Materials in Health Technology
Our research focus is in understanding the interface of materials in biomedical applications.
One of the main focus areas is developing sensor technologies for health care. Improved sensor technologies will be a crucial modulator in changing disease-focused health care to preventive health care. To this aim, sensitivity, selectivity, temporal resolution, stability and biocompatibility of the sensors need to be improved. Moreover, the clinical success of an implantable medical device is determined by the interaction between the implanted material and the human body. Therefore we need to develop implant surfaces that generate the most beneficial cellular or tissue response in the specific application. We strive to understand how the properties of the materials could be assigned to their performance. Fundamental characterization of the materials and in situ measurements of interfacial phenomena provide novel essential information about materials and their reactivity.
Projects
Women remain underrepresented in clinical trials, and the impact of the menstrual cycle on pharmacology is not tested. Menstrual cycle impacts have been reported for several medications, meaning that dosages can sometimes be too high or too low, and drug-induced arrhythmias are more likely. This project focuses on the development of an electrochemical sensor for the detection of female hormones. The sensor is based on biohybrid carbon nanomaterials. The measurement of hormones is helpful in clinical trials and, for example, in wastewaters, where estrogen pollution is a problem.
Funded by the Academy of Finland (2022-2026).
The population of the European Union is ageing rapidly, which will impose a heavy burden on the health care systems. New groundbreaking diagnostic and therapeutic methods must be realized to tackle this challenge. The biological environment sets significant challenges for measurements, and biofouling has been proposed as the main reason for sensor failure in vivo. Fouling involves the passivation of the implant by proteins and lipids (and sometimes by the analyte itself) and by uncontrolled host response that results in the formation of a scar-like capsule around sensors. In this project, we will utilize the novel concept of structured carbon nanomaterial electrodes to solve the above-mentioned problems and outperform conventional structures. The project outcome will result in applications of personal diagnostic devices and benefit neuroscience research.

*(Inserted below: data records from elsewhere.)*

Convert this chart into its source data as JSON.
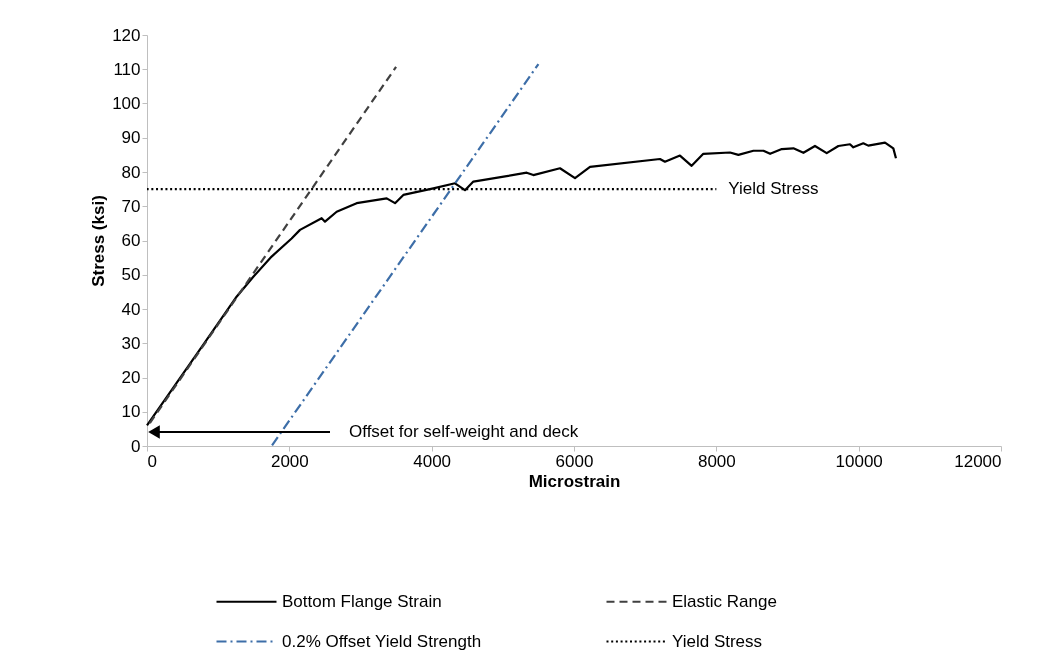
{
  "chart_data": {
    "type": "line",
    "xlabel": "Microstrain",
    "ylabel": "Stress (ksi)",
    "xlim": [
      0,
      12000
    ],
    "xticks": [
      0,
      {
        "value": 2000,
        "label": "2000"
      },
      {
        "value": 4000,
        "label": "4000"
      },
      {
        "value": 6000,
        "label": "6000"
      },
      {
        "value": 8000,
        "label": "8000"
      },
      {
        "value": 10000,
        "label": "10000"
      },
      {
        "value": 12000,
        "label": "12000"
      }
    ],
    "ylim": [
      0,
      120
    ],
    "yticks": [
      0,
      10,
      20,
      30,
      40,
      50,
      60,
      70,
      80,
      90,
      100,
      110,
      120
    ],
    "grid": false,
    "legend": "bottom",
    "marker": "none",
    "series": [
      {
        "name": "Bottom Flange Strain",
        "color": "#000000",
        "line_style": "solid",
        "x": [
          0,
          838,
          1259,
          1494,
          1751,
          2032,
          2150,
          2454,
          2501,
          2665,
          2946,
          3368,
          3485,
          3602,
          4024,
          4328,
          4468,
          4586,
          5054,
          5335,
          5429,
          5803,
          6014,
          6225,
          7208,
          7278,
          7489,
          7653,
          7817,
          8192,
          8310,
          8521,
          8662,
          8756,
          8920,
          9083,
          9224,
          9386,
          9551,
          9715,
          9878,
          9925,
          10065,
          10135,
          10370,
          10487,
          10524
        ],
        "values": [
          6,
          31,
          43.6,
          49.4,
          55.3,
          60.6,
          63.1,
          66.5,
          65.5,
          68.4,
          70.9,
          72.3,
          70.9,
          73.3,
          75.2,
          76.7,
          74.7,
          77.2,
          78.8,
          79.8,
          79.1,
          81.1,
          78.2,
          81.5,
          83.8,
          83,
          84.8,
          81.8,
          85.3,
          85.7,
          85,
          86.2,
          86.2,
          85.3,
          86.7,
          86.9,
          85.6,
          87.6,
          85.5,
          87.6,
          88.1,
          87.2,
          88.4,
          87.7,
          88.6,
          86.9,
          84
        ]
      },
      {
        "name": "Elastic Range",
        "color": "#404040",
        "line_style": "dashed",
        "x": [
          0,
          3500
        ],
        "values": [
          5.5,
          110.7
        ]
      },
      {
        "name": "0.2% Offset Yield Strength",
        "color": "#3d6ea8",
        "line_style": "dashdot",
        "x": [
          1750,
          5500
        ],
        "values": [
          0,
          111.5
        ]
      },
      {
        "name": "Yield Stress",
        "color": "#000000",
        "line_style": "dotted",
        "x": [
          0,
          8000
        ],
        "values": [
          75,
          75
        ]
      }
    ],
    "annotations": [
      "Offset for self-weight and deck",
      {
        "text": "Yield Stress",
        "x": 8000,
        "y": 75
      }
    ]
  }
}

Funded by the Academy of Finland (2019-2025).
The health care industry is among the most carbon-intensive service sectors in the industrialized world. 60-80% of the carbon footprint of healthcare is due to clinical care, while current actions on carbon-neutral healthcare aim largely on greening buildings, electricity and gas. CLISHEAT will obtain a detailed breakdown of the footprint of clinical care. With this knowledge, we can focus the development of new health technologies to reduce the carbon footprint. Critically, it is estimated that harmful and low-value treatments compose 32% of the carbon footprint of the health care sector, and increased data may add overdiagnosis. CLISHEAT brings this point to the attention of health technology developers and provide insight how artificial intelligence could be used to prevent overdiagnosis. Finally, climate change is damaging human health. CLISHEAT focuses on developing technologies that will help the healthcare to adapt to the increasing burden caused by the climate change.
This consortium project is led by the Materials in Health Technology group and other partners are Ari Nissinen (Finnish Environment Institute), Matti Kaisti (University of Turku/Department of Computing), Pekka Marttinen (Aalto University/Department of Computer Science) and Kari Tikkinen (University of Helsinki/Faculty of Medicine).
Funded by Academy of Finland (2023-2025).